However, very little is being done here in the UK. I believe that more work is urgently needed to take forward this critical agenda.

Cyber terrorists could attack our nation's infrastructure. Our electricity and gas supplies are all computer controlled as are our national broadcast networks so all are vulnerable to attack. Al Qaeda and other terrorist organizations may well adopt this tactic in the future. I believe that we need to be more prepared.

My second area of concern is Spam. We all recognize the nuisance value of spam emails and the predictions that it will clog up the internet by the end of the year if something isn't done. Microsoft have proposals for the future and 'Sir Bill', if I may call him that prematurely, has come up with a 'the spammer pays' idea. The EU has recently passed anti-spamming directives, but despite that it is getting worse.

Worryingly, criminal gangs, as well as established marketing firms, are taking advantage of the Electronic Communications Directive, which became law last month, to make Britain one of the world's fastest- growing sources of spam.

For the first time, Britain is among the top ten originators of spam, which now accounts for about 15 billion daily e-mails around the world. Most recent spam has originated in the United States (mainly from Florida), as well as China and South Korea, with Britain barely in there. But last month, for the first time, Britain overtook India to become one of the ten main offenders.

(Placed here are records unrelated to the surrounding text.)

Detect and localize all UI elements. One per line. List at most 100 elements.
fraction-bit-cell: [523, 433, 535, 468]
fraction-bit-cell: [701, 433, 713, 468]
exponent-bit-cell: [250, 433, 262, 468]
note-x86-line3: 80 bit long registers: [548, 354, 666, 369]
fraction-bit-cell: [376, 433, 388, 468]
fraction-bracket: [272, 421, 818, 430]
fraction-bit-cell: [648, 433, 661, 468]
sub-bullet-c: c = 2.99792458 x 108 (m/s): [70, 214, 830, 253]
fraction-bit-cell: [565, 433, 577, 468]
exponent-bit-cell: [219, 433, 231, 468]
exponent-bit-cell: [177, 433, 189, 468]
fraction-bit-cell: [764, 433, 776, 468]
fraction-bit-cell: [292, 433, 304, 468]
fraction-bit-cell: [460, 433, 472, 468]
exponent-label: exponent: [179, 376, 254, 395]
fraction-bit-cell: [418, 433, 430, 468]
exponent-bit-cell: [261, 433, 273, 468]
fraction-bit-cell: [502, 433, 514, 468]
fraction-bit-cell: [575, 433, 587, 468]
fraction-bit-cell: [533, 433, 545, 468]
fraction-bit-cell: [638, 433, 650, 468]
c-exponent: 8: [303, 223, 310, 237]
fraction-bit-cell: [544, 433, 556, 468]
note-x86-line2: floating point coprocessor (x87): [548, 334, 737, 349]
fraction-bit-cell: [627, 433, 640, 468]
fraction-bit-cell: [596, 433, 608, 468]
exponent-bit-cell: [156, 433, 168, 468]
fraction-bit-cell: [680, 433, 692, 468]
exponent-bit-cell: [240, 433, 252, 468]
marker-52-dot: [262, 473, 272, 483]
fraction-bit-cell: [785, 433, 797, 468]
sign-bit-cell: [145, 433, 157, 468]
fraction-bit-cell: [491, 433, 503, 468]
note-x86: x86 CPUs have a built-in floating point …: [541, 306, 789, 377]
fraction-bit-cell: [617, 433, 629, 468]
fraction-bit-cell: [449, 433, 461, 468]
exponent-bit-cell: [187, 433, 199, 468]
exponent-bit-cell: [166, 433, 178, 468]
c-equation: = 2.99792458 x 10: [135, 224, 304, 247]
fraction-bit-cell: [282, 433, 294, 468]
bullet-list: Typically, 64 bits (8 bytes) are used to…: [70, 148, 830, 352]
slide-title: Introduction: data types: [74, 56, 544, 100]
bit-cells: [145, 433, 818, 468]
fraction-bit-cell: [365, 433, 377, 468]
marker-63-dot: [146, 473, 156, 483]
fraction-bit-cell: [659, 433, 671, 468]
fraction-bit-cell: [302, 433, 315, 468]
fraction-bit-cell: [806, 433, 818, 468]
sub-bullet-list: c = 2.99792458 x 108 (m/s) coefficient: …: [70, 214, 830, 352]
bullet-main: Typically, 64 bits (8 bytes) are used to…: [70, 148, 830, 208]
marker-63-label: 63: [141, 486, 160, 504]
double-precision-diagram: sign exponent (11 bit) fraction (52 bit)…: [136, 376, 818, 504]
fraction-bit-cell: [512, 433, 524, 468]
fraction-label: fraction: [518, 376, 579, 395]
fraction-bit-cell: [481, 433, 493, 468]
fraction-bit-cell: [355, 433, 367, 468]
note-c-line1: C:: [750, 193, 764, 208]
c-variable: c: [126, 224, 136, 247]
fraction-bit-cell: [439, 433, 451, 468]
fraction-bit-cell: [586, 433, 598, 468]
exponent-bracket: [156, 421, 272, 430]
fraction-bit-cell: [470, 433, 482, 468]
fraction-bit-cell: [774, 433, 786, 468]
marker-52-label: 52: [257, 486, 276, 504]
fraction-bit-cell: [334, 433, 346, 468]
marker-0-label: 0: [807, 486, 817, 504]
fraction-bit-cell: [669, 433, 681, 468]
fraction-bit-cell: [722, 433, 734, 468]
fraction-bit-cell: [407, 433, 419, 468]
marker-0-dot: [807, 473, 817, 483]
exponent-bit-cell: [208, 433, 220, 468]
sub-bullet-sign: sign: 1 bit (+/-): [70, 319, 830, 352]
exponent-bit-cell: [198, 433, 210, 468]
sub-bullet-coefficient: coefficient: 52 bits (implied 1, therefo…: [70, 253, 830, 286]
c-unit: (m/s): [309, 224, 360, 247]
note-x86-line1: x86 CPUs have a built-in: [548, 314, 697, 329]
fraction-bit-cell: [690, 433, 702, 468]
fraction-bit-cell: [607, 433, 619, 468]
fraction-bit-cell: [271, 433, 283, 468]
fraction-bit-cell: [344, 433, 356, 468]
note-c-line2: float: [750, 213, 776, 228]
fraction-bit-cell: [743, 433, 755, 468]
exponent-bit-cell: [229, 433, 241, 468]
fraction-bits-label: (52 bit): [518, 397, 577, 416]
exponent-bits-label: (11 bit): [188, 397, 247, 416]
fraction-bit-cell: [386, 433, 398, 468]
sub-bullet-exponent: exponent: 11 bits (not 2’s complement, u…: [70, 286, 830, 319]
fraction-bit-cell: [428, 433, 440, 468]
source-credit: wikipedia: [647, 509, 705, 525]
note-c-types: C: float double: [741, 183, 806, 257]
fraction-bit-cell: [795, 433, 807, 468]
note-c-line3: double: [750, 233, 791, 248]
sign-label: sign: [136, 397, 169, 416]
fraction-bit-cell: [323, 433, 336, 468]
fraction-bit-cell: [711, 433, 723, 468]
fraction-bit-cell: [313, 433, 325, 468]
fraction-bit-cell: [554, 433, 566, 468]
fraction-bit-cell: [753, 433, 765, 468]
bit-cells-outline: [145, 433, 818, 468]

This growth in spam in Britain appears to be directly related to the new law, which makes it a criminal offence, punishable by a fine, to send spam to private e-mail addresses after the Information Commissioner has issued an enforcement order. But after lobbying by the marketing industry, the Department of Trade and Industry agreed that business e-mail addresses should be exempted from the law. I believe that this legislation needs to be looked at again. Conclusion

Overall, I believe that continuing the roll out of broadband across the UK has a tremendous amount to offer our society. Benefits will be felt across the board as new services become available.

Consumers will have enhanced opportunities, and businesses have a vast potential to gain in terms of improved productivity, competitiveness and growth.

Availability and take-up rates are improving but more needs to be done. There is no room for complacency and our goals should be set ever higher. Broadband must be broadband and that means the provision of high speeds which could achieved through use of the dark fibre network.

Competition is vital to encourage new technologies. Sustained support and encouragement from the Government is also critical to put in place the structures and regulatory framework that will realize these goals. Temporary initiatives are not enough.

Our nation's future is dependent on the provision and take-up of broadband and, in the years to come, 'wide-band'. And this is a responsibility that the industry and no Government must shirk.